Keep in mind you can also create a standalone Config Profile, either with the method above and downloading it from the JSS after, or by using the mcxToProfile python script from Tim Sutton, that I mentioned above. And that .mobileconfig profile can then be deployed and installed using the profiles command in a pkg. That method may work a little more reliably, but I would try the above steps first to see if works before going the manual install route.

Post back if you decide to give this a try and let us know how it worked, or if it didn't.

mhatt
New Contributor III

@mm2270 Thank you for the detailed response!

I went ahead with trying the com.apple.dock.plist as a custom setting in a profile at user and computer level. Neither one worked for our secure browser.

I looked into Tim Sutton's mcxToProfile script but have run into some weird errors. For example I ran:

git clone https://github.com/timsutton/mcxToProfile.git

To get mcxToProfile installed.

I then ran the command:

./mcxToProfile.py --plist ~/Library/Preferences/com.apple.symbolichotkeys.plist --identifier MissionControlSpaces --manage Always --output MissionControlSpaces.mobileconfig

But I keep getting the output:

-bash: ./mcxToProfile.py: No such file or directory

Not sure what I'm doing wrong! Must be something with my script but if you spot something let me know!

As of now we've moved forward with the script:

rm -f /Users/*/Library/Preferences/com.apple.symbolichotkeys.plist

We've set this up in a policy that runs at logon ongoing. The reason for ongoing is that we have another policy that creates a local user that we want students to use for taking the test. The issue is even though the script is set to run after the user account is created and has a wildcard those setting can't be changed until the user account has been logged into at least once. So right now we have our techs using ARD to login a whole cart, logout, and log back in. It's tedious but we want them to check that the browser is working either way.

mm2270
Legendary Contributor III

Hi @mhatt I'm sorry that didn't work. I actually went thru the same steps around the time I posted them and its working for me. I did have to killall Dock I believe one more time to fully activate it, but as of now, I cannot activate Mission Control either from the built in key on my MBP, or from the icon in the Dock or anywhere else I've tried. Its dead for me. But that's good, since it means it worked. I should note that I did not test on Sierra, so its possible if you're trying to do this on 10.12 that that is the difference and the reason for the discrepancy.
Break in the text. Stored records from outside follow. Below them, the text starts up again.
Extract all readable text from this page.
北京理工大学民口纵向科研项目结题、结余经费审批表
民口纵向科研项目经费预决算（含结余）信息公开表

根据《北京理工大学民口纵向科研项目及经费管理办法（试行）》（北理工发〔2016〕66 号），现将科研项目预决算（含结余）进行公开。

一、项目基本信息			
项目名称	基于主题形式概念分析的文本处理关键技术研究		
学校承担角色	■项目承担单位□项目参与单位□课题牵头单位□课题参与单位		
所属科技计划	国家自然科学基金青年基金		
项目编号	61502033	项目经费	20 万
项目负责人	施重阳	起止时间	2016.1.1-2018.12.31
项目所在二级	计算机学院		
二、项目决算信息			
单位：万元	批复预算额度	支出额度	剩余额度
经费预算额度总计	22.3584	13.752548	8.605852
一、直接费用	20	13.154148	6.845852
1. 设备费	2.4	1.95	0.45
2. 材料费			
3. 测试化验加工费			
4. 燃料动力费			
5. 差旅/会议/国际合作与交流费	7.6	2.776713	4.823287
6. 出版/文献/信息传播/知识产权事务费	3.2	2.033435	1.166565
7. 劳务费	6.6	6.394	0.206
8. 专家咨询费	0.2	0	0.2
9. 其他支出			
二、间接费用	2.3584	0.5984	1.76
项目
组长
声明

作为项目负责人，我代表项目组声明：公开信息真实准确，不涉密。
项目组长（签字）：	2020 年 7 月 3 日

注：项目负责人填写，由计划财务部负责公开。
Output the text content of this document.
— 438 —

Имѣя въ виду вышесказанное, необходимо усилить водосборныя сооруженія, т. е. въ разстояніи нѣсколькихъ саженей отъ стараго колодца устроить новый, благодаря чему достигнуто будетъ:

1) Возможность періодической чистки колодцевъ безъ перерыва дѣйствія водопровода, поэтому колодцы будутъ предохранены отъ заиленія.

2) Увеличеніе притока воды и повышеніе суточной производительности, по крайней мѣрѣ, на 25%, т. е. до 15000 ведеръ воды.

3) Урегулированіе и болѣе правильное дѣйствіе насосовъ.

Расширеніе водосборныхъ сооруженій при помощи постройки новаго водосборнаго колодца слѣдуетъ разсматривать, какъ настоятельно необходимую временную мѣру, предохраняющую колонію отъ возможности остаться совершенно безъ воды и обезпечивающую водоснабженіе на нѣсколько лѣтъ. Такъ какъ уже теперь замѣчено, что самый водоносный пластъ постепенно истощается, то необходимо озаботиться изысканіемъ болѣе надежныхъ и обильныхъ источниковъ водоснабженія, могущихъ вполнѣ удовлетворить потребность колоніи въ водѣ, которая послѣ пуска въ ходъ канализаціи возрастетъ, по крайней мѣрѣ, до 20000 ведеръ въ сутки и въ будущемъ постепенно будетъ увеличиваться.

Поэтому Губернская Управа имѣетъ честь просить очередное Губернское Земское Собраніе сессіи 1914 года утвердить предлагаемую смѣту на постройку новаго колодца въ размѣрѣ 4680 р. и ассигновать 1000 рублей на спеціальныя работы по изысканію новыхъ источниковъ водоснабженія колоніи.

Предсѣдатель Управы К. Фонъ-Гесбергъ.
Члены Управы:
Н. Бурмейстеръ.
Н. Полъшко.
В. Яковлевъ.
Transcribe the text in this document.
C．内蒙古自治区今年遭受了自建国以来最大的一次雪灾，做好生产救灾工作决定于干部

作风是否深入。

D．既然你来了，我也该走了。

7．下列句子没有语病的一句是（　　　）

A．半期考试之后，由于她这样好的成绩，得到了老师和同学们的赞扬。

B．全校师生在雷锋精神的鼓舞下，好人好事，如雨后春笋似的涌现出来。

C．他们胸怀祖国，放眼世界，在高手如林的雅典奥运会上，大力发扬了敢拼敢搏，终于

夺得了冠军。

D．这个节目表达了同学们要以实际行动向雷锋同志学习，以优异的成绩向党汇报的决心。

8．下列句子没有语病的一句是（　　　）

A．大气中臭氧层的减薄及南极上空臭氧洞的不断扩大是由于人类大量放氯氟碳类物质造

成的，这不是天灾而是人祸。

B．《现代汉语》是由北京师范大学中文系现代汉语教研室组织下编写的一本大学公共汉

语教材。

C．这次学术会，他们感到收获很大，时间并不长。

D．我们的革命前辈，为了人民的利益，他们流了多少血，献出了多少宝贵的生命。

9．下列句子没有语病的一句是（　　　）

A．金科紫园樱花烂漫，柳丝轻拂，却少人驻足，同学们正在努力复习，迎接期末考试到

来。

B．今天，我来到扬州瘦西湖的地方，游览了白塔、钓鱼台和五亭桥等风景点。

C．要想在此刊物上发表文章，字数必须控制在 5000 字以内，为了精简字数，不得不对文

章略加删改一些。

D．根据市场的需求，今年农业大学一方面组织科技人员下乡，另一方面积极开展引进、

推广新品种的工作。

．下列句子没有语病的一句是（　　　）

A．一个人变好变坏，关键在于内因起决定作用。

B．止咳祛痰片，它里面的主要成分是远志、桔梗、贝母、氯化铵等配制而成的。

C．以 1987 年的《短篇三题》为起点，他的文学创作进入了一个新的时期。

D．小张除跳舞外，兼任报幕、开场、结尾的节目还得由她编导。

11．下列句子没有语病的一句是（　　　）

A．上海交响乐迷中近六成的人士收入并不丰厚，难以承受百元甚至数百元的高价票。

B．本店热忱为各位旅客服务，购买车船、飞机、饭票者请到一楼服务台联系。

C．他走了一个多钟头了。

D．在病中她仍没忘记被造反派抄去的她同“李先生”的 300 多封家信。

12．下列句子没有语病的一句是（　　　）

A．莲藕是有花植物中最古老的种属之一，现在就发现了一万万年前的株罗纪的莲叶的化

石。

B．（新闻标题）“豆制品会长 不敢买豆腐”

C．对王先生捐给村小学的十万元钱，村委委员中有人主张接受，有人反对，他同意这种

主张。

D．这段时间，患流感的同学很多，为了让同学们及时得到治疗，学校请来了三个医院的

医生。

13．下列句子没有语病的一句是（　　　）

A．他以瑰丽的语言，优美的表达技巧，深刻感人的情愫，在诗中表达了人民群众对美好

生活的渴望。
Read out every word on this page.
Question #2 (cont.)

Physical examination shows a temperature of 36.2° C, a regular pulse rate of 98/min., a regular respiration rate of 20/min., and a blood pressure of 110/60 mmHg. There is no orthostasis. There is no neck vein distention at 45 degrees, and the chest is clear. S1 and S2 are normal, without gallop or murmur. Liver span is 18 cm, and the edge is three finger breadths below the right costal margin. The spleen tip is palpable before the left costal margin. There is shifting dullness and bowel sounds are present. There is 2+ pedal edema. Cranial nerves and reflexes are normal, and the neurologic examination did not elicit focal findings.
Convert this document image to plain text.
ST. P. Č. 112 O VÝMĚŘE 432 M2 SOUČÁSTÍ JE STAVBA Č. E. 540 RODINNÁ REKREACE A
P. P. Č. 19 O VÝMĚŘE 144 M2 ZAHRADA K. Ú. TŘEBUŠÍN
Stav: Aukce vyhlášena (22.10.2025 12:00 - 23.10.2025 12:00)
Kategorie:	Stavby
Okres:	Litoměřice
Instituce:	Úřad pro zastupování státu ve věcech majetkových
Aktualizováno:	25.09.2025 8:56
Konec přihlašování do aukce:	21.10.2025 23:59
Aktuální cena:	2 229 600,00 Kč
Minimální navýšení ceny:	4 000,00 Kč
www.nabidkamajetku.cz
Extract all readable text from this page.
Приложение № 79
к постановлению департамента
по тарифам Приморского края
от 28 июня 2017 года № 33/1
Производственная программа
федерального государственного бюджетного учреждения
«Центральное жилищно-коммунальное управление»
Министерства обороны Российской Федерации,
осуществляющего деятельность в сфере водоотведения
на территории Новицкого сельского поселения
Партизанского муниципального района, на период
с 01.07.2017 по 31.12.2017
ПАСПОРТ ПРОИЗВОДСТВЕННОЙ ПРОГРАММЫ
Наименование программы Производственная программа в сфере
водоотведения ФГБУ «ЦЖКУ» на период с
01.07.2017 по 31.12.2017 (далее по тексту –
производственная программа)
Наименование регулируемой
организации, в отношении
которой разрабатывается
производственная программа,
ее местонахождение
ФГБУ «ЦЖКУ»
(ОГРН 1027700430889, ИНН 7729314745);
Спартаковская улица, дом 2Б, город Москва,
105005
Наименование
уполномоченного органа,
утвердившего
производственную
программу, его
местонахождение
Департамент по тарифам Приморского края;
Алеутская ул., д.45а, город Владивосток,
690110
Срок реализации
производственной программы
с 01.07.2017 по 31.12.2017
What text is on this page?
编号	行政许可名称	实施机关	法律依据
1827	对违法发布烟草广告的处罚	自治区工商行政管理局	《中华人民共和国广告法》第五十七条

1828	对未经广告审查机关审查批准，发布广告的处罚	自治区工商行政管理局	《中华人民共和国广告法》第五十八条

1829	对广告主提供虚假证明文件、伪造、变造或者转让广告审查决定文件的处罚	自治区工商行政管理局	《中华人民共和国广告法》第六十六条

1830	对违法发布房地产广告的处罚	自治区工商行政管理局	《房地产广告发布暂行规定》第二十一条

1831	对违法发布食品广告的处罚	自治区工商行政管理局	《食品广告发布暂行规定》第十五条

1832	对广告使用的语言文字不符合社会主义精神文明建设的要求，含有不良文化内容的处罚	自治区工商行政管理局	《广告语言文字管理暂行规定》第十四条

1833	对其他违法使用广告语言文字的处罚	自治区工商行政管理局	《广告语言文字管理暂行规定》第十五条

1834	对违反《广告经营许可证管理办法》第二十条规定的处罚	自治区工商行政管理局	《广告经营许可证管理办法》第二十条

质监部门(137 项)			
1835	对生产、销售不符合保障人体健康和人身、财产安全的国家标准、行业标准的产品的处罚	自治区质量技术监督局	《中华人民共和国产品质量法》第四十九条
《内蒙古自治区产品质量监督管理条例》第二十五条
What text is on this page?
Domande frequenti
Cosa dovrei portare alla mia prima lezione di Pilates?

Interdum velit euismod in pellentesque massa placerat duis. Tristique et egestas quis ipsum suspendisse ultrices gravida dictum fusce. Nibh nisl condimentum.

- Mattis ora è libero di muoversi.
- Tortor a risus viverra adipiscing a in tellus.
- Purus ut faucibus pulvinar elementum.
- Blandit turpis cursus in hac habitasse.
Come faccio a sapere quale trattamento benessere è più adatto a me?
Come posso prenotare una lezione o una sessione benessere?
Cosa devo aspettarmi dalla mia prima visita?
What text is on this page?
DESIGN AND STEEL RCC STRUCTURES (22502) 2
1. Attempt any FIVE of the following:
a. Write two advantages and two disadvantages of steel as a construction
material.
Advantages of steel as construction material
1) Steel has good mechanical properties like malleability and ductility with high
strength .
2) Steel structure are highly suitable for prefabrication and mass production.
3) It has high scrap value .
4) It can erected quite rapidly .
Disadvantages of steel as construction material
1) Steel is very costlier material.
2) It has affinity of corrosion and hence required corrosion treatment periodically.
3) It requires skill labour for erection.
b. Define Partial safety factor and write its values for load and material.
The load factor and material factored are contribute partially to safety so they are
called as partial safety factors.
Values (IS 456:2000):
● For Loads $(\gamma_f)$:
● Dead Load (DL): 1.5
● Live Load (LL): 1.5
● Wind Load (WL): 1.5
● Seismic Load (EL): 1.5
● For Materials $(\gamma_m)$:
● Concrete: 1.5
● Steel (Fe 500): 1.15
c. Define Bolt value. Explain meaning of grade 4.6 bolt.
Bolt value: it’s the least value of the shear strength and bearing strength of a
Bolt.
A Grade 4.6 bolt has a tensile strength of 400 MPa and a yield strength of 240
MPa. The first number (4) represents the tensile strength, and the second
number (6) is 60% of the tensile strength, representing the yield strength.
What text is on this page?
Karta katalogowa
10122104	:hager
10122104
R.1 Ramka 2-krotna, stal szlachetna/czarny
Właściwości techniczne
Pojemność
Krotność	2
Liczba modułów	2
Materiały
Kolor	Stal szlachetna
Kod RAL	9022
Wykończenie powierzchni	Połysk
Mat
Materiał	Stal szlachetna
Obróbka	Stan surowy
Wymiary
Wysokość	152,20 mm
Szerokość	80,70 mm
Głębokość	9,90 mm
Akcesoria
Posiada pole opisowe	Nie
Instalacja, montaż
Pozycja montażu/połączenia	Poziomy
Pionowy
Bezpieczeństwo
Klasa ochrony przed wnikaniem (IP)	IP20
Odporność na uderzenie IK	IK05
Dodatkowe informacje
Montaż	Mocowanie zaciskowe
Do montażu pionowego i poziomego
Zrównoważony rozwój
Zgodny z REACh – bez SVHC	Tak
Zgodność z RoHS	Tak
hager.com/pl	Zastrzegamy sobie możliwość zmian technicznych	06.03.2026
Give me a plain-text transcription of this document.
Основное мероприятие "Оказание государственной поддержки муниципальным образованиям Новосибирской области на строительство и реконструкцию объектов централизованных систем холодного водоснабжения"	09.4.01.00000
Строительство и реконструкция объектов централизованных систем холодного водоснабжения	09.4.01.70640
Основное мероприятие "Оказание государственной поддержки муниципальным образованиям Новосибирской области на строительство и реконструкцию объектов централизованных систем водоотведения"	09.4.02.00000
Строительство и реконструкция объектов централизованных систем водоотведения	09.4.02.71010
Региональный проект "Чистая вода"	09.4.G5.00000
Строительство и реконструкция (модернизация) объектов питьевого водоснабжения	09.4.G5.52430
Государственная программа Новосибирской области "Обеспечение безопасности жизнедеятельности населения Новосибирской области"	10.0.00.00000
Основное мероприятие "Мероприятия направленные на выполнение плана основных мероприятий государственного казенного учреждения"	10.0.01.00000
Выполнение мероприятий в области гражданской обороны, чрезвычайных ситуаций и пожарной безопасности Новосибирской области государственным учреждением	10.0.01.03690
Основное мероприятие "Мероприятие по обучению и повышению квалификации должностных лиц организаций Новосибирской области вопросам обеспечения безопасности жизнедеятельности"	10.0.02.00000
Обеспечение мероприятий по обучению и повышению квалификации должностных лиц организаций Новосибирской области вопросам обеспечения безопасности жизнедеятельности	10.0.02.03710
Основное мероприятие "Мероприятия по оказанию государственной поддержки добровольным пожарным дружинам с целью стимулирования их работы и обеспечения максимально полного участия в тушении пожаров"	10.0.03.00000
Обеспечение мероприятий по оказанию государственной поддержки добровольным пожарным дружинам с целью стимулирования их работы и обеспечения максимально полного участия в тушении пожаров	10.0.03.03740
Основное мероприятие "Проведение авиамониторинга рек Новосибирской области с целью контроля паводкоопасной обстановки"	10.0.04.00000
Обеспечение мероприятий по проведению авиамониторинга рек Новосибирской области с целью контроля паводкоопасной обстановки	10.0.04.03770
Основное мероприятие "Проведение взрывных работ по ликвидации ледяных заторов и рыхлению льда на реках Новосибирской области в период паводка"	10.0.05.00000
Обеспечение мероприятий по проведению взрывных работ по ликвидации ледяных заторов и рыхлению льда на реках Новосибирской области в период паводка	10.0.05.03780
I'll need to go back and test on Sierra when I get a chance.

But one other question. You said this in your post above

Neither one worked for our secure browser.

Can you elaborate on that? What is the secure browser you're using? And how are you determining that its not working? Does the browser try to detect settings when it runs and exits if things like MC are still enabled? Or does having MC on make the browser act weird? Sorry for the blast of questions. I don't work in edu so just trying to understand the situation better.

mhatt
New Contributor III

@mm2270 The browser we use is located here:

AzMERIT

We're basically trying to find an easy way to disable mission control and spaces in order for the secure browser to get to the login screen. Preferably via profile that way it's an instant push. Under your own user account on an individual computer it'd be easy to just run another killall dock but we're trying to find a one push mass solution.

The only other post I've found on here with the same problem is this:

Jamf Nation Post

However the launchagent solution that got the answer no longer works.

rwhitehair
New Contributor

I know it's an old post. But, we are having the same issues. Any solutions to getting mission control disabled via JAMF? AZMerit coming up and in need of a solution. My only thought or idea is to create a custom user profile and let it recreate the profile after every login which has all the settings disabled. How to do this I'm not exactly sure just yet.